Prices Soar For Gasoline, Food, Clothes, Housing

By Josh Resnek

The inflation blues are hitting home for all of us.

In 2020, the inflation rate was 1.2%.

This month, the inflation rate is at 8.56%. The highest inflation rate during modern time was in 1917 when it reached 19.66%. Inflation erodes our purchasing power. It erodes the value of our paper money.

Energy prices have soared.

They have increased 30.3%.

Gasoline prices have almost doubled.

Filling up our automobiles at more than $4.20 a gallon translate into more than $80 for a 20 gallon fill.

This compares to last year at this time when the same fill could have been done for half the price.
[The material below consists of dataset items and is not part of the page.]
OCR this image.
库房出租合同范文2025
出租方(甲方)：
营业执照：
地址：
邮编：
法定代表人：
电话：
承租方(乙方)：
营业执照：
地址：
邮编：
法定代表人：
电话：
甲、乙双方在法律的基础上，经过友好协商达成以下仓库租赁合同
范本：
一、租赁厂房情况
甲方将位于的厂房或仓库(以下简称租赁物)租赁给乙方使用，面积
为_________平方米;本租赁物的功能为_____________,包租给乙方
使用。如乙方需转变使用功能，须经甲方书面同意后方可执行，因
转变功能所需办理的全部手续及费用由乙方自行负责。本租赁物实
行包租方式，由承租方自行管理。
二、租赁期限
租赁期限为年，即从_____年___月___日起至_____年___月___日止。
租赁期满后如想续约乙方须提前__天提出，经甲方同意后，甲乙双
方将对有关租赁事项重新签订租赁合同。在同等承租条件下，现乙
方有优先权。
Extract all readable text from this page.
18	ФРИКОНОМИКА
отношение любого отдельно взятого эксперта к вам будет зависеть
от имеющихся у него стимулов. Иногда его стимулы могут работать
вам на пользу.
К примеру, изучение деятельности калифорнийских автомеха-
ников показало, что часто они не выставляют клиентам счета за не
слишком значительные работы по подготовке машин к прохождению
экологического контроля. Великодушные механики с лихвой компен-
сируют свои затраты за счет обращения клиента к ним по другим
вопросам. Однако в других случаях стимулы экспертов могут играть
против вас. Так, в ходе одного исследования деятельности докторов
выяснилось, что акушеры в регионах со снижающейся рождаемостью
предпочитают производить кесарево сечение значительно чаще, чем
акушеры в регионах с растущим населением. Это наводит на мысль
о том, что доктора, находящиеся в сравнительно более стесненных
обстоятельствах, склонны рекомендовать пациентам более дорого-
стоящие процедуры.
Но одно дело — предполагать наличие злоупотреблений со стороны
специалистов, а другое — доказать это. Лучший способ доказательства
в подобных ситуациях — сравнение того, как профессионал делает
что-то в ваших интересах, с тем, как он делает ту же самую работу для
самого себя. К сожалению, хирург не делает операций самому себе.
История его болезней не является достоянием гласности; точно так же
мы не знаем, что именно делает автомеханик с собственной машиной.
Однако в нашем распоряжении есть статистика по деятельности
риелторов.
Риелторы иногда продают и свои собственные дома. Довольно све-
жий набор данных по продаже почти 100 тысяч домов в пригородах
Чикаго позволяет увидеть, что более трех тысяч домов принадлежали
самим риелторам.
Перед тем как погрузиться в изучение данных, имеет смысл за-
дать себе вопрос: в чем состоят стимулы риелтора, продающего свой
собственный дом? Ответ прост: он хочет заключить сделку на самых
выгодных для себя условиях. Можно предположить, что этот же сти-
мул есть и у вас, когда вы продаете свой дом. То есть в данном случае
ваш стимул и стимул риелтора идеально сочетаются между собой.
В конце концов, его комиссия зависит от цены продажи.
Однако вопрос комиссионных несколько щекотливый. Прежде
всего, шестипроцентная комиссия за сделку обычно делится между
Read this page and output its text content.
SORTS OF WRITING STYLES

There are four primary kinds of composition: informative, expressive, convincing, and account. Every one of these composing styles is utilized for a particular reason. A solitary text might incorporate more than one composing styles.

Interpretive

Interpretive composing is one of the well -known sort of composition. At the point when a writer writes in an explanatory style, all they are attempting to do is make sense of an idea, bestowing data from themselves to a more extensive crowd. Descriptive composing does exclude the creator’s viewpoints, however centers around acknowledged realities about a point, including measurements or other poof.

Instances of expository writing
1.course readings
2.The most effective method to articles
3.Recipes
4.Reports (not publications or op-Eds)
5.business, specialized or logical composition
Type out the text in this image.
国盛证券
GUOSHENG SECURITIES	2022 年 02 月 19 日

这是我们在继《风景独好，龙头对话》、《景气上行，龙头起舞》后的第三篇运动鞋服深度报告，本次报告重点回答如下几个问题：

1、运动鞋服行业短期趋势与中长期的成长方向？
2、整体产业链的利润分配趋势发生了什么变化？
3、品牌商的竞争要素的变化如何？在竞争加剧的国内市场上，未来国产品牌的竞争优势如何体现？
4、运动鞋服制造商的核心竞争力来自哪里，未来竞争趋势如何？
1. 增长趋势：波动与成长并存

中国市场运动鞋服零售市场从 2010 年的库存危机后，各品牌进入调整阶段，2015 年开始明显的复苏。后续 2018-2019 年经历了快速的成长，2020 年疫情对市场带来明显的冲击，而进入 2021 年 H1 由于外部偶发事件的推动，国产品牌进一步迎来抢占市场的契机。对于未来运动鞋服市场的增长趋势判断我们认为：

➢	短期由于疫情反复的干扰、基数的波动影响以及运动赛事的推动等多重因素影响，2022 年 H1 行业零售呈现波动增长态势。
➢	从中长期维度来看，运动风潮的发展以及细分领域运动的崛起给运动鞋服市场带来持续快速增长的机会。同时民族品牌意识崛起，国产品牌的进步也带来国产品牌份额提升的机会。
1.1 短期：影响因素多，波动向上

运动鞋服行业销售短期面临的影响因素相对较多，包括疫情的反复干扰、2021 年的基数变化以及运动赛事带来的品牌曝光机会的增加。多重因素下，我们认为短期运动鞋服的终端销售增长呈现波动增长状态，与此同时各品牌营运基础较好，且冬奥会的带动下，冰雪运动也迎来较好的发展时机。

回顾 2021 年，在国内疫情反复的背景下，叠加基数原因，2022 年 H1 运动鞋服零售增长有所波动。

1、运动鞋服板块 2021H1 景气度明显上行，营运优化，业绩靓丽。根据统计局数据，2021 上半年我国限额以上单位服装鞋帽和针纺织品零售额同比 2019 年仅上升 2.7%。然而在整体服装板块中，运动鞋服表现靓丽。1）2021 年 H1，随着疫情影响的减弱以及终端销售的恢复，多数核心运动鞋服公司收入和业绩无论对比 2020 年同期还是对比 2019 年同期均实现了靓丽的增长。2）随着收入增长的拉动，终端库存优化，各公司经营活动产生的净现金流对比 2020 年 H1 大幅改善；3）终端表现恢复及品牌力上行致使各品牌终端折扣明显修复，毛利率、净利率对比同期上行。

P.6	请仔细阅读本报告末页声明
There seems to be no end in the rise right now – a terrifying reality.

Try to buy a new car. Prices are about 12% higher than sticker when you go to pay.

Because the Fed has raised interest rates, loans cost more than several months back.

Home values continue their inflationary rocket ship like behavior.

However, homes being worth so much and going higher in price from week to week makes it impossible for those who sell to buy another home.

We are all trapped in the inflationary cycle.

Food prices have soared. We all notice this when we go to the market.

Milk, bread, meat – nearly everything we buy to eat has risen in price.

Checking out is where this is noticed.

The average $50 purchase last month is now north of $62 – $63 dollars.

At the same time, our money is worth less because of the depreciation in the value of our paper money.

And now the stock market has done a bit of $7 trillion crash.

The New York Stock Exchange and the Nasdaq have tanked.

What does this translate into at a time when the cost for everything we purchase is soaring upward? The value of our portfolios, whatever we have, are heading in the other direction.

Portfolios for 401K’s and IRA accounts and for mutual funds and stocks have been driven down dramatically.

We are all worth less right now than we were a month ago – and the end of the downward spiral is nowhere in sight.

Nor is the upward cost for everything we use or buy.

This is not the end of the world.

What goes up must come down.

Eventually inflation will be tamed.

But this won’t be happening anytime soon.